デフォルトが頻繁に変更されるのは、デスクトップ端末であるWindowsである。WindowsでのGoogleの検索シェアは80%である。これはChromeがブラウザとして人気があるというわけではない。Chrome開発時にすでにWindowsの検索シェアの80%はGoogleが占めていた。
7|規模の重要性
(1) 品質の向上 クエリ量が多いということはそれだけユーザーデータ、つまり規模があるということである。モバイルではGoogleは、ライバルの19倍ものクエリを受信している。ユーザーデータにはさまざまなものが含まれ、クリックした検索結果、ユーザーが検索結果画面に戻るかどうか、速度、検索結果画面での閲覧時間などがある。このようなデータから検索結果の関連性やユーザーが訪問したウェブページの品質を知ることができる。このことは検索の質の向上に役立つ。たとえば、Googleではロングテールクエリ(めったに検索されない珍しいクエリ)も検索される。ユニークなクエリの93%はGoogleで検索されている。
情報の新鮮さも検索の重要な要素であり、Googleは常時、再クロールを行うが、たとえばニューヨークタイムズのような人気サイトはより頻繁にクロールされる。
また効果的なインデックス化は、検索品質に大きく影響するが、これはクエリデータによって改善が期待できる。このためクエリデータの規模は重要である。
そして、ユーザーから不完全なクエリが入力された場合であっても、的確な検索結果を表示するために、Googleはユーザーデータに頼っている。
(2) 検索結果のランキング作成
そして、Googleは入力されたクエリに関連する可能性のある検索結果をスコアリングし、検索結果ページに表示されるための技術を活用している。

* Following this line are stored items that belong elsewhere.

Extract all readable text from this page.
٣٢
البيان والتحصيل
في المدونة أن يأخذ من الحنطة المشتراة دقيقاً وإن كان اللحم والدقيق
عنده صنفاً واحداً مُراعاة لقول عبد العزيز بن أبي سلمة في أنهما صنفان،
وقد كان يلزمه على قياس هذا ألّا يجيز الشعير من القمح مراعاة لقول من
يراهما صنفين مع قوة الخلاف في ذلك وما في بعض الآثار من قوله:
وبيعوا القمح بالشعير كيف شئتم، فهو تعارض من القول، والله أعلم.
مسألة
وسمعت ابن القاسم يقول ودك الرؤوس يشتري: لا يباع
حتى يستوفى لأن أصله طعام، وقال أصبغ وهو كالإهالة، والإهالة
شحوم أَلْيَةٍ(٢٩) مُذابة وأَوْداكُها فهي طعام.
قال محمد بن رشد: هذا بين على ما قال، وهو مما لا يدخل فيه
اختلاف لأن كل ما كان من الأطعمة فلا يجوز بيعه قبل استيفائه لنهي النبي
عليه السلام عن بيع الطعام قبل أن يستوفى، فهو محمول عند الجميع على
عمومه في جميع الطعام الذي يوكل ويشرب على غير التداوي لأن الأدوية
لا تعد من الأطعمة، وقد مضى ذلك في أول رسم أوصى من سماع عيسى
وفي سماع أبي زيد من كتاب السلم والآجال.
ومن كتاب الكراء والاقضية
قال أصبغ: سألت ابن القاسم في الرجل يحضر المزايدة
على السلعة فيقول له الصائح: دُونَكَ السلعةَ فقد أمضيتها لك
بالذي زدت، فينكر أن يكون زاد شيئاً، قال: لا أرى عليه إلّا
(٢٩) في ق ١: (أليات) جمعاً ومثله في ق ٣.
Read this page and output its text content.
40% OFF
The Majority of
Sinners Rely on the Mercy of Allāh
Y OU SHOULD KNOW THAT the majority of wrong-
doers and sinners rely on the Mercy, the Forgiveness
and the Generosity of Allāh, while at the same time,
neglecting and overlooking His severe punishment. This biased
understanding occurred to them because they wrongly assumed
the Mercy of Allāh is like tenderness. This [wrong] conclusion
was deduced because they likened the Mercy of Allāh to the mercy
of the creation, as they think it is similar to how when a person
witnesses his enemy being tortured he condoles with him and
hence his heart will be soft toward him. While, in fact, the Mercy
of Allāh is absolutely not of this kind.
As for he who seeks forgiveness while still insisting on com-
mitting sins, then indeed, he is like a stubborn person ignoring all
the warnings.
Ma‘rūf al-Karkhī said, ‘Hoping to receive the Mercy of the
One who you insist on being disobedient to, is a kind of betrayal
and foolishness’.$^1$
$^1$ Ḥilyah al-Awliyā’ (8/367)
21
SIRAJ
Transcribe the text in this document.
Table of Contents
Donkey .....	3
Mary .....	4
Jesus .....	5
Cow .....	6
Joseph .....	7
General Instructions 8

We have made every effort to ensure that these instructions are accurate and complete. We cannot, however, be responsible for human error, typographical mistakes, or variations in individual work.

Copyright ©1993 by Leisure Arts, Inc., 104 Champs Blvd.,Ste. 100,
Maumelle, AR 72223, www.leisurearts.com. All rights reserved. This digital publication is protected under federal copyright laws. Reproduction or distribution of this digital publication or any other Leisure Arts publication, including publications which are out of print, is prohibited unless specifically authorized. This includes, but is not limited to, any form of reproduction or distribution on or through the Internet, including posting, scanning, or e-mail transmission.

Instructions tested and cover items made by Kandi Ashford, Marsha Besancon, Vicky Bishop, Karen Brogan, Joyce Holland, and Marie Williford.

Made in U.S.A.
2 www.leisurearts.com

一つ目はクエリベースの顕著な関連用語(Query-based Salient Terms、QBST)であり、対になる用語(たとえばホワイトハウスの「住所」と「ホワイトハウス」という単語のセット)を特定・暗記する技術である。二つ目はNavboostという技術で、ユーザーの検索結果ページにおけるクリックの結果を記億とすることで、対になる用語を特定・記憶するものである。Navboostは13カ月のユーザーデータでトレーニングされている。
そのほかさまざまな技術が存在するが、なかでもMUMと呼ばれる大規模言語モデル(Large Language Model(LLM)
2)がある。MUMは言語の構造を理解し、ある種の推論能力を獲得する」ために訓練されたモデルである。
これらの技術は互いに補完的に運用され、検索の品質向上に資することとなる。
2 「大規模言語モデル(LLM:Large language Models)とは、大量のデータとディープラーニング(深層学習)技術によって構築された言語モデルです。言語モデルは文章や単語の出現確率を用いてモデル化したものであり、文章作成などの自然言語処理で用いられています。大規模言語モデルと従来の言語モデルでは、「データ量」「計算量」「パラメータ量」が大きく異なります」(日立ソリューションズ・クリエイトHPより引用)。なお、LLMは通常AI技術として紹介されることが多いが、本判決ではAIとは別に取り扱われている。